Тургенев застал у него гостей - здесь были известные актеры и театралы. Многих он знал, с некоторыми давно был в дружбе.

Слава Островского в эти годы упрочивалась с каждым новым сезоном. В прошлую зиму с большим успехом в Малом театре сыграли его "Бедность - не порок". Роли исполняли лучшие московские актеры - Щепкин, Пров Садовский, Васильев. Их исполнительские дарования еще более способствовали популярности драматурга.

Островский произвел самое благоприятное впечатление на Тургенева. Он много говорил о современном театре, положение которого представлялось ему крайне печальным.

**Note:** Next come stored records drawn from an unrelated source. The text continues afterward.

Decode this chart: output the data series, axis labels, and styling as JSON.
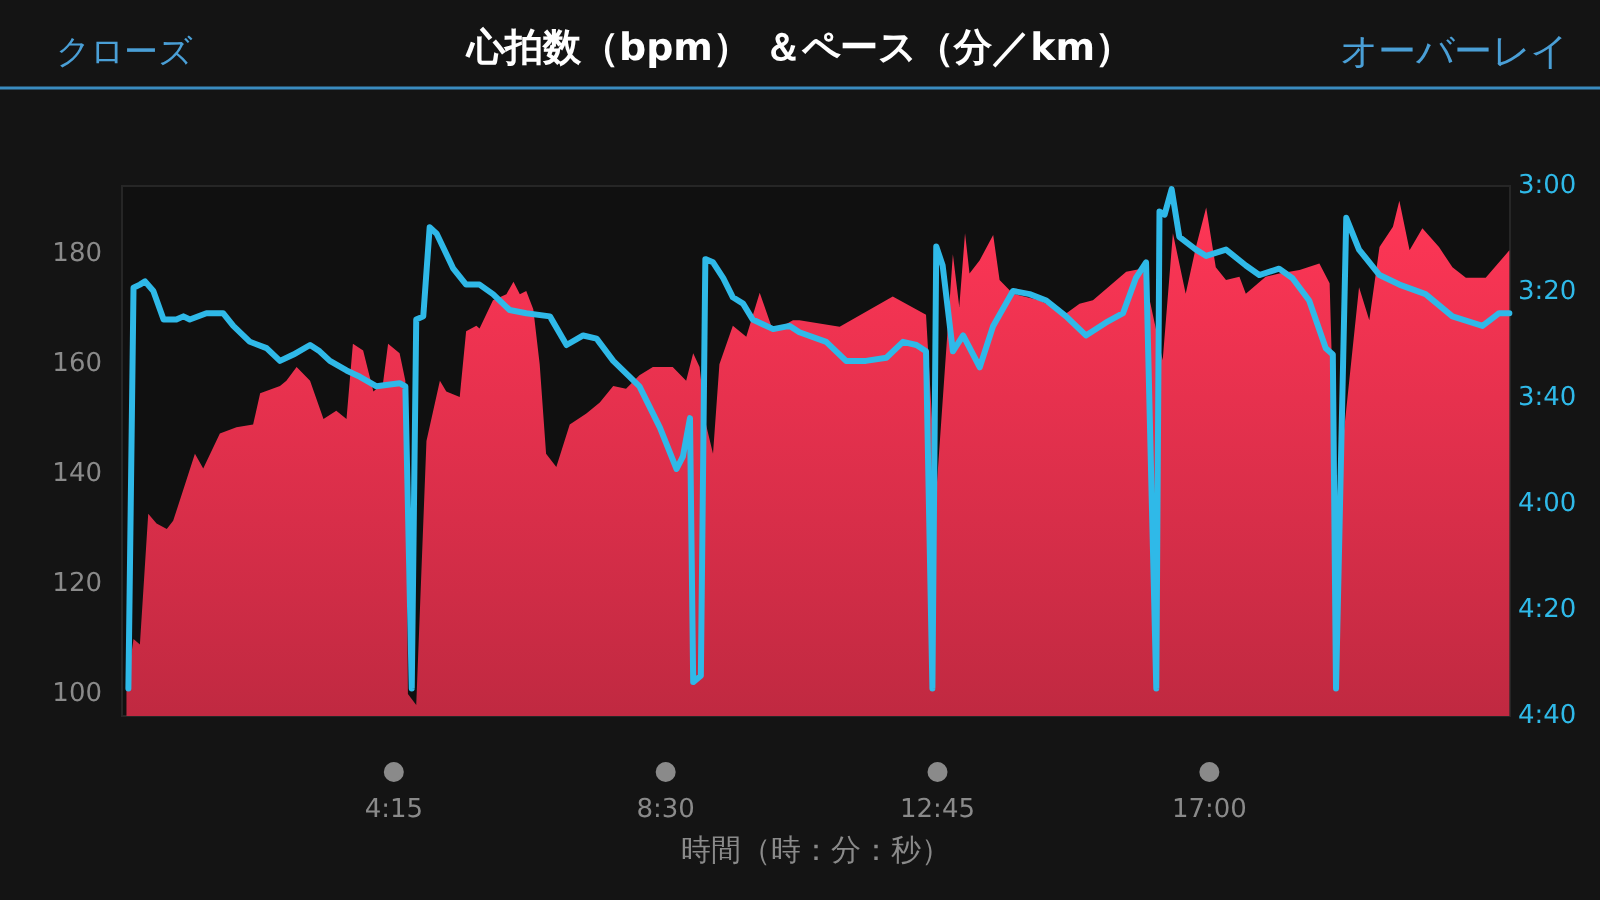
{
  "chart_data": {
    "type": "area",
    "title": "心拍数（bpm） ＆ペース（分／km）",
    "xlabel": "時間（時：分：秒）",
    "annotations": [
      "クローズ",
      "オーバーレイ"
    ],
    "xlim": [
      0,
      21.7
    ],
    "xticks": [
      {
        "value": 4.25,
        "label": "4:15"
      },
      {
        "value": 8.5,
        "label": "8:30"
      },
      {
        "value": 12.75,
        "label": "12:45"
      },
      {
        "value": 17,
        "label": "17:00"
      }
    ],
    "ylim": [
      96,
      192.4
    ],
    "yticks": [
      100,
      120,
      140,
      160,
      180
    ],
    "y2lim": [
      4.6667,
      3
    ],
    "y2ticks": [
      {
        "value": 3,
        "label": "3:00"
      },
      {
        "value": 3.3333,
        "label": "3:20"
      },
      {
        "value": 3.6667,
        "label": "3:40"
      },
      {
        "value": 4,
        "label": "4:00"
      },
      {
        "value": 4.3333,
        "label": "4:20"
      },
      {
        "value": 4.6667,
        "label": "4:40"
      }
    ],
    "grid": false,
    "series": [
      {
        "color": "#e2304c",
        "x": [
          0.07,
          0.18,
          0.28,
          0.41,
          0.54,
          0.7,
          0.8,
          1.01,
          1.14,
          1.27,
          1.53,
          1.79,
          2.05,
          2.16,
          2.47,
          2.57,
          2.73,
          2.94,
          3.15,
          3.35,
          3.51,
          3.61,
          3.77,
          3.93,
          4.08,
          4.16,
          4.34,
          4.43,
          4.47,
          4.6,
          4.76,
          4.97,
          5.07,
          5.28,
          5.38,
          5.54,
          5.59,
          5.8,
          6.01,
          6.12,
          6.22,
          6.32,
          6.43,
          6.53,
          6.63,
          6.79,
          7,
          7.26,
          7.47,
          7.68,
          7.88,
          8.09,
          8.3,
          8.61,
          8.82,
          8.93,
          9.03,
          9.13,
          9.24,
          9.34,
          9.55,
          9.76,
          9.97,
          10.18,
          10.49,
          10.59,
          11.22,
          12.05,
          12.57,
          12.73,
          12.99,
          13.09,
          13.18,
          13.25,
          13.41,
          13.62,
          13.72,
          13.93,
          14.34,
          14.76,
          14.97,
          15.18,
          15.49,
          15.7,
          15.96,
          16.27,
          16.43,
          16.63,
          16.79,
          16.95,
          17.1,
          17.26,
          17.47,
          17.57,
          17.88,
          18.09,
          18.41,
          18.72,
          18.88,
          18.98,
          19.34,
          19.5,
          19.66,
          19.87,
          19.97,
          20.13,
          20.33,
          20.59,
          20.8,
          21.01,
          21.32,
          21.69
        ],
        "values": [
          101,
          110,
          109,
          132.8,
          131,
          130,
          131.5,
          139,
          143.7,
          141,
          147.4,
          148.5,
          149,
          154.7,
          156,
          157,
          159.5,
          157,
          150,
          151.5,
          150,
          163.7,
          162.5,
          155,
          156.5,
          163.7,
          162,
          157,
          100,
          98,
          146,
          157,
          155,
          154,
          166,
          167,
          166.5,
          171.6,
          172.7,
          175,
          172.7,
          173.3,
          170,
          160,
          143.7,
          141.3,
          149,
          151,
          153,
          156,
          155.5,
          158,
          159.5,
          159.5,
          157,
          162,
          159.5,
          149,
          143.7,
          160,
          167,
          165,
          173,
          166,
          168,
          168,
          166.8,
          172.3,
          169,
          136.5,
          180,
          170.4,
          183.8,
          176.5,
          178.9,
          183.5,
          175.3,
          172.8,
          171.6,
          169.2,
          171,
          171.6,
          174.7,
          176.8,
          177.4,
          160.7,
          183.8,
          172.8,
          181.3,
          188.5,
          177.6,
          175.3,
          175.9,
          172.8,
          175.9,
          176.5,
          177.1,
          178.3,
          174.7,
          134,
          174,
          168,
          181.3,
          185,
          189.7,
          180.7,
          184.7,
          181.3,
          177.6,
          175.7,
          175.7,
          180.7
        ]
      },
      {
        "type": "line",
        "axis": "y2",
        "color": "#2fb9e8",
        "x": [
          0.1,
          0.18,
          0.28,
          0.36,
          0.49,
          0.65,
          0.85,
          0.96,
          1.06,
          1.32,
          1.58,
          1.74,
          2,
          2.26,
          2.47,
          2.68,
          2.94,
          3.09,
          3.25,
          3.51,
          3.72,
          3.98,
          4.34,
          4.43,
          4.53,
          4.6,
          4.71,
          4.81,
          4.92,
          5.18,
          5.38,
          5.59,
          5.8,
          6.06,
          6.32,
          6.69,
          6.95,
          7.21,
          7.42,
          7.68,
          8.09,
          8.41,
          8.67,
          8.77,
          8.88,
          8.93,
          9.05,
          9.12,
          9.24,
          9.4,
          9.55,
          9.71,
          9.86,
          10.18,
          10.44,
          10.59,
          11.01,
          11.32,
          11.63,
          11.95,
          12.21,
          12.42,
          12.57,
          12.67,
          12.73,
          12.83,
          12.99,
          13.15,
          13.41,
          13.62,
          13.93,
          14.19,
          14.45,
          14.76,
          15.07,
          15.38,
          15.65,
          15.85,
          16.01,
          16.17,
          16.22,
          16.3,
          16.41,
          16.53,
          16.79,
          16.95,
          17.26,
          17.57,
          17.78,
          18.09,
          18.3,
          18.56,
          18.82,
          18.93,
          18.98,
          19.14,
          19.34,
          19.66,
          19.97,
          20.38,
          20.8,
          21.27,
          21.53,
          21.69
        ],
        "values": [
          4.58,
          3.32,
          3.31,
          3.3,
          3.33,
          3.42,
          3.42,
          3.41,
          3.42,
          3.4,
          3.4,
          3.44,
          3.49,
          3.51,
          3.55,
          3.53,
          3.5,
          3.52,
          3.55,
          3.58,
          3.6,
          3.63,
          3.62,
          3.63,
          4.58,
          3.42,
          3.41,
          3.13,
          3.15,
          3.26,
          3.31,
          3.31,
          3.34,
          3.39,
          3.4,
          3.41,
          3.5,
          3.47,
          3.48,
          3.55,
          3.63,
          3.76,
          3.89,
          3.85,
          3.73,
          4.56,
          4.54,
          3.23,
          3.24,
          3.29,
          3.35,
          3.37,
          3.42,
          3.45,
          3.44,
          3.46,
          3.49,
          3.55,
          3.55,
          3.54,
          3.49,
          3.5,
          3.52,
          4.58,
          3.19,
          3.25,
          3.52,
          3.47,
          3.57,
          3.44,
          3.33,
          3.34,
          3.36,
          3.41,
          3.47,
          3.43,
          3.4,
          3.29,
          3.24,
          4.58,
          3.08,
          3.09,
          3.01,
          3.16,
          3.2,
          3.22,
          3.2,
          3.25,
          3.28,
          3.26,
          3.29,
          3.36,
          3.51,
          3.53,
          4.58,
          3.1,
          3.2,
          3.28,
          3.31,
          3.34,
          3.41,
          3.44,
          3.4,
          3.4
        ]
      }
    ]
  }
}
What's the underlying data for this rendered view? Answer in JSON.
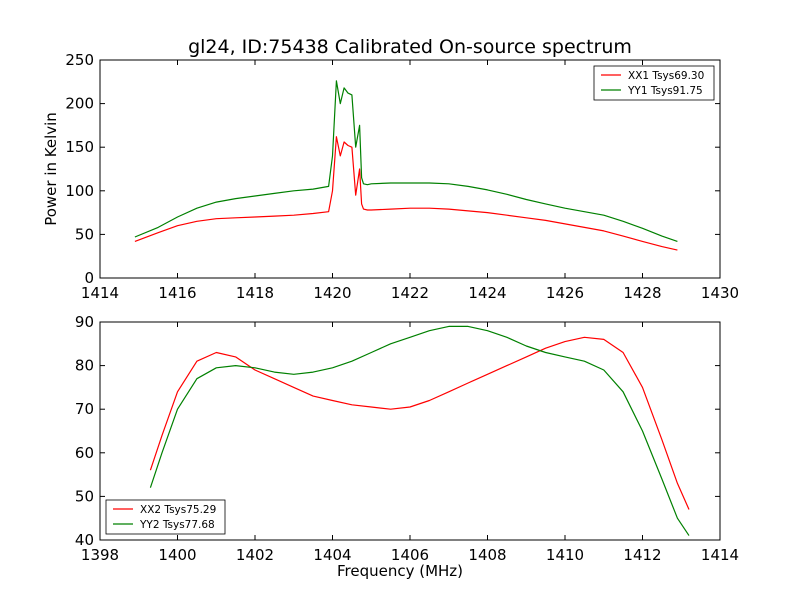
{
  "figure": {
    "title": "gl24, ID:75438 Calibrated On-source spectrum",
    "background": "#ffffff"
  },
  "chart_data": [
    {
      "type": "line",
      "title": "gl24, ID:75438 Calibrated On-source spectrum",
      "xlabel": "",
      "ylabel": "Power in Kelvin",
      "xlim": [
        1414,
        1430
      ],
      "ylim": [
        0,
        250
      ],
      "xticks": [
        1414,
        1416,
        1418,
        1420,
        1422,
        1424,
        1426,
        1428,
        1430
      ],
      "yticks": [
        0,
        50,
        100,
        150,
        200,
        250
      ],
      "grid": false,
      "legend_position": "top-right",
      "series": [
        {
          "name": "XX1 Tsys69.30",
          "color": "#ff0000",
          "x": [
            1414.9,
            1415.5,
            1416.0,
            1416.5,
            1417.0,
            1417.5,
            1418.0,
            1418.5,
            1419.0,
            1419.5,
            1419.9,
            1420.0,
            1420.1,
            1420.2,
            1420.3,
            1420.4,
            1420.5,
            1420.6,
            1420.7,
            1420.75,
            1420.8,
            1420.9,
            1421.0,
            1421.5,
            1422.0,
            1422.5,
            1423.0,
            1423.5,
            1424.0,
            1424.5,
            1425.0,
            1425.5,
            1426.0,
            1426.5,
            1427.0,
            1427.5,
            1428.0,
            1428.5,
            1428.9
          ],
          "values": [
            42,
            52,
            60,
            65,
            68,
            69,
            70,
            71,
            72,
            74,
            76,
            100,
            162,
            140,
            156,
            152,
            150,
            95,
            125,
            85,
            79,
            78,
            78,
            79,
            80,
            80,
            79,
            77,
            75,
            72,
            69,
            66,
            62,
            58,
            54,
            48,
            42,
            36,
            32
          ]
        },
        {
          "name": "YY1 Tsys91.75",
          "color": "#008000",
          "x": [
            1414.9,
            1415.5,
            1416.0,
            1416.5,
            1417.0,
            1417.5,
            1418.0,
            1418.5,
            1419.0,
            1419.5,
            1419.9,
            1420.0,
            1420.1,
            1420.2,
            1420.3,
            1420.4,
            1420.5,
            1420.6,
            1420.7,
            1420.75,
            1420.8,
            1420.9,
            1421.0,
            1421.5,
            1422.0,
            1422.5,
            1423.0,
            1423.5,
            1424.0,
            1424.5,
            1425.0,
            1425.5,
            1426.0,
            1426.5,
            1427.0,
            1427.5,
            1428.0,
            1428.5,
            1428.9
          ],
          "values": [
            47,
            58,
            70,
            80,
            87,
            91,
            94,
            97,
            100,
            102,
            105,
            140,
            226,
            200,
            218,
            212,
            210,
            150,
            175,
            115,
            108,
            107,
            108,
            109,
            109,
            109,
            108,
            105,
            101,
            96,
            90,
            85,
            80,
            76,
            72,
            65,
            57,
            48,
            42
          ]
        }
      ]
    },
    {
      "type": "line",
      "title": "",
      "xlabel": "Frequency (MHz)",
      "ylabel": "",
      "xlim": [
        1398,
        1414
      ],
      "ylim": [
        40,
        90
      ],
      "xticks": [
        1398,
        1400,
        1402,
        1404,
        1406,
        1408,
        1410,
        1412,
        1414
      ],
      "yticks": [
        40,
        50,
        60,
        70,
        80,
        90
      ],
      "grid": false,
      "legend_position": "bottom-left",
      "series": [
        {
          "name": "XX2 Tsys75.29",
          "color": "#ff0000",
          "x": [
            1399.3,
            1399.6,
            1400.0,
            1400.5,
            1401.0,
            1401.5,
            1402.0,
            1402.5,
            1403.0,
            1403.5,
            1404.0,
            1404.5,
            1405.0,
            1405.5,
            1406.0,
            1406.5,
            1407.0,
            1407.5,
            1408.0,
            1408.5,
            1409.0,
            1409.5,
            1410.0,
            1410.5,
            1411.0,
            1411.5,
            1412.0,
            1412.5,
            1412.9,
            1413.2
          ],
          "values": [
            56,
            64,
            74,
            81,
            83,
            82,
            79,
            77,
            75,
            73,
            72,
            71,
            70.5,
            70,
            70.5,
            72,
            74,
            76,
            78,
            80,
            82,
            84,
            85.5,
            86.5,
            86,
            83,
            75,
            63,
            53,
            47
          ]
        },
        {
          "name": "YY2 Tsys77.68",
          "color": "#008000",
          "x": [
            1399.3,
            1399.6,
            1400.0,
            1400.5,
            1401.0,
            1401.5,
            1402.0,
            1402.5,
            1403.0,
            1403.5,
            1404.0,
            1404.5,
            1405.0,
            1405.5,
            1406.0,
            1406.5,
            1407.0,
            1407.5,
            1408.0,
            1408.5,
            1409.0,
            1409.5,
            1410.0,
            1410.5,
            1411.0,
            1411.5,
            1412.0,
            1412.5,
            1412.9,
            1413.2
          ],
          "values": [
            52,
            60,
            70,
            77,
            79.5,
            80,
            79.5,
            78.5,
            78,
            78.5,
            79.5,
            81,
            83,
            85,
            86.5,
            88,
            89,
            89,
            88,
            86.5,
            84.5,
            83,
            82,
            81,
            79,
            74,
            65,
            54,
            45,
            41
          ]
        }
      ]
    }
  ]
}
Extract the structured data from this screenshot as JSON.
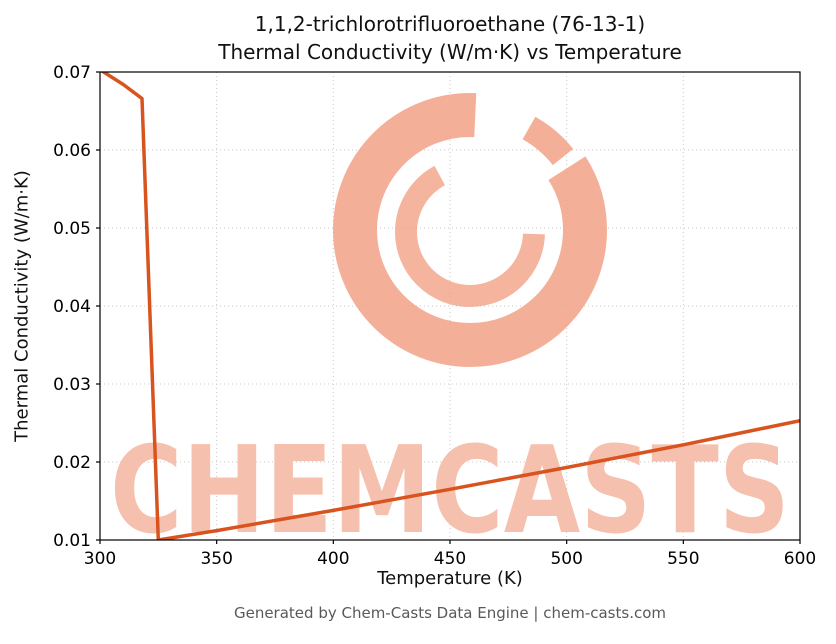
{
  "chart_data": {
    "type": "line",
    "title": "1,1,2-trichlorotrifluoroethane (76-13-1) Thermal Conductivity (W/m·K) vs Temperature",
    "title_lines": [
      "1,1,2-trichlorotrifluoroethane (76-13-1)",
      "Thermal Conductivity (W/m·K) vs Temperature"
    ],
    "xlabel": "Temperature (K)",
    "ylabel": "Thermal Conductivity (W/m·K)",
    "xlim": [
      300,
      600
    ],
    "ylim": [
      0.01,
      0.07
    ],
    "xticks": [
      300,
      350,
      400,
      450,
      500,
      550,
      600
    ],
    "yticks": [
      0.01,
      0.02,
      0.03,
      0.04,
      0.05,
      0.06,
      0.07
    ],
    "grid": true,
    "legend": false,
    "series": [
      {
        "name": "thermal_conductivity",
        "color": "#d9531e",
        "points": [
          [
            300,
            0.0703
          ],
          [
            310,
            0.0684
          ],
          [
            318,
            0.0666
          ],
          [
            325,
            0.01
          ],
          [
            350,
            0.0112
          ],
          [
            400,
            0.0138
          ],
          [
            450,
            0.0165
          ],
          [
            500,
            0.0193
          ],
          [
            550,
            0.0222
          ],
          [
            600,
            0.0253
          ]
        ]
      }
    ],
    "watermark": {
      "text": "CHEMCASTS",
      "text_color": "#f6c0ae",
      "logo_color": "#f2a186"
    }
  },
  "footer": {
    "text": "Generated by Chem-Casts Data Engine | chem-casts.com"
  },
  "colors": {
    "grid": "#c9c9c9",
    "spine": "#000000",
    "tick_label": "#000000",
    "footer_text": "#595959"
  }
}
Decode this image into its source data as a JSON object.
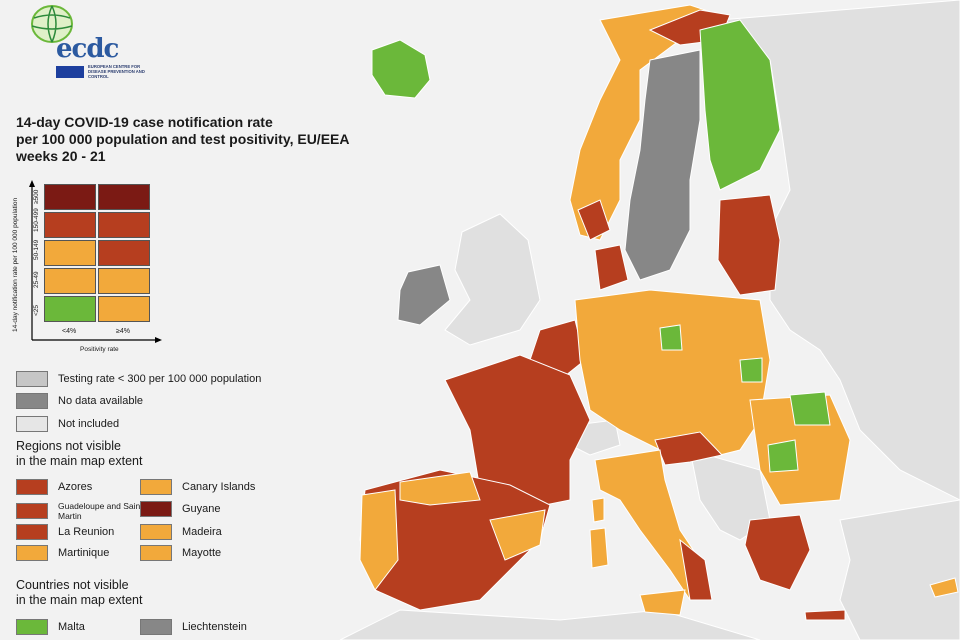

- Могут сказать, что нет в нас русских комических или драматических элементов, - рассуждал он. - Но как же отказать в этом нашему народу, когда на каждом шагу мы видим опровержение этому и в сатирическом складе русского ума, и в богатом, метком языке! У нас нет почти ни одного явления в народной жизни, которое не было бы схвачено народным сознанием и очерчено бойким, живым словом. Народные типы, сословия, местности - все это ярко обозначено в языке и запечатлено навеки!

Островский откровенно высказал свое мнение: русскому театру мешает развиваться произвол невежественных чиновников, которые стремятся угодить еще более невежественным властям.

Над театром установлена своя особая цензура, которая имеет обычай не пропускать пьесы, даже не объяснив причин их запрещения.

- Подумайте! Запретили у автора одну или две пьесы без объяснения! И вот пришла ему после широкая мысль - он ее укорачивает! Удался сильный характер - он его ослабляет! Пришли в голову бойкие и веские фразы - он их сглаживает! А все потому, что во всем видим причины к запрещению. Волей-неволей гонишь из головы серьезные, жизненные идеи. Выбираешь задачи пообщее, сюжеты помельче, характеры побледнее.

Тургенев рассмеялся:

- Разумеется, я не драматический писатель. Мои пьесы скорее повести, но вам, быть может, известно, что, за исключением немногих пустяков, все пьесы мои были подвергнуты запрещению. Нынче в "Современнике" печатается моя пьеса, имевшая первоначальное название "Студент", а теперь именуемая "Месяц в деревне". Приходится, подобно зайцу, делать петли, чтобы ускакать от цензуры. Мне предложили женщину, увлеченную молодым студентом-учителем, переделать во вдову или старую деву, чтобы не оскорбить общественной нравственности!

- Это вам повезло, - скупо улыбнулся Островский, - вам разъяснили причину!

- Причина, Александр Николаевич, всегда одна: малейшее колебание основ! Даже Гоголь до "Переписки с друзьями" говаривал, что перо его бьется о цензуру. А Гоголь... Хотя ваши критики и выдвигают вас вперед Гоголя... но я не колеблюсь сказать, что Гоголь для всех нас учитель!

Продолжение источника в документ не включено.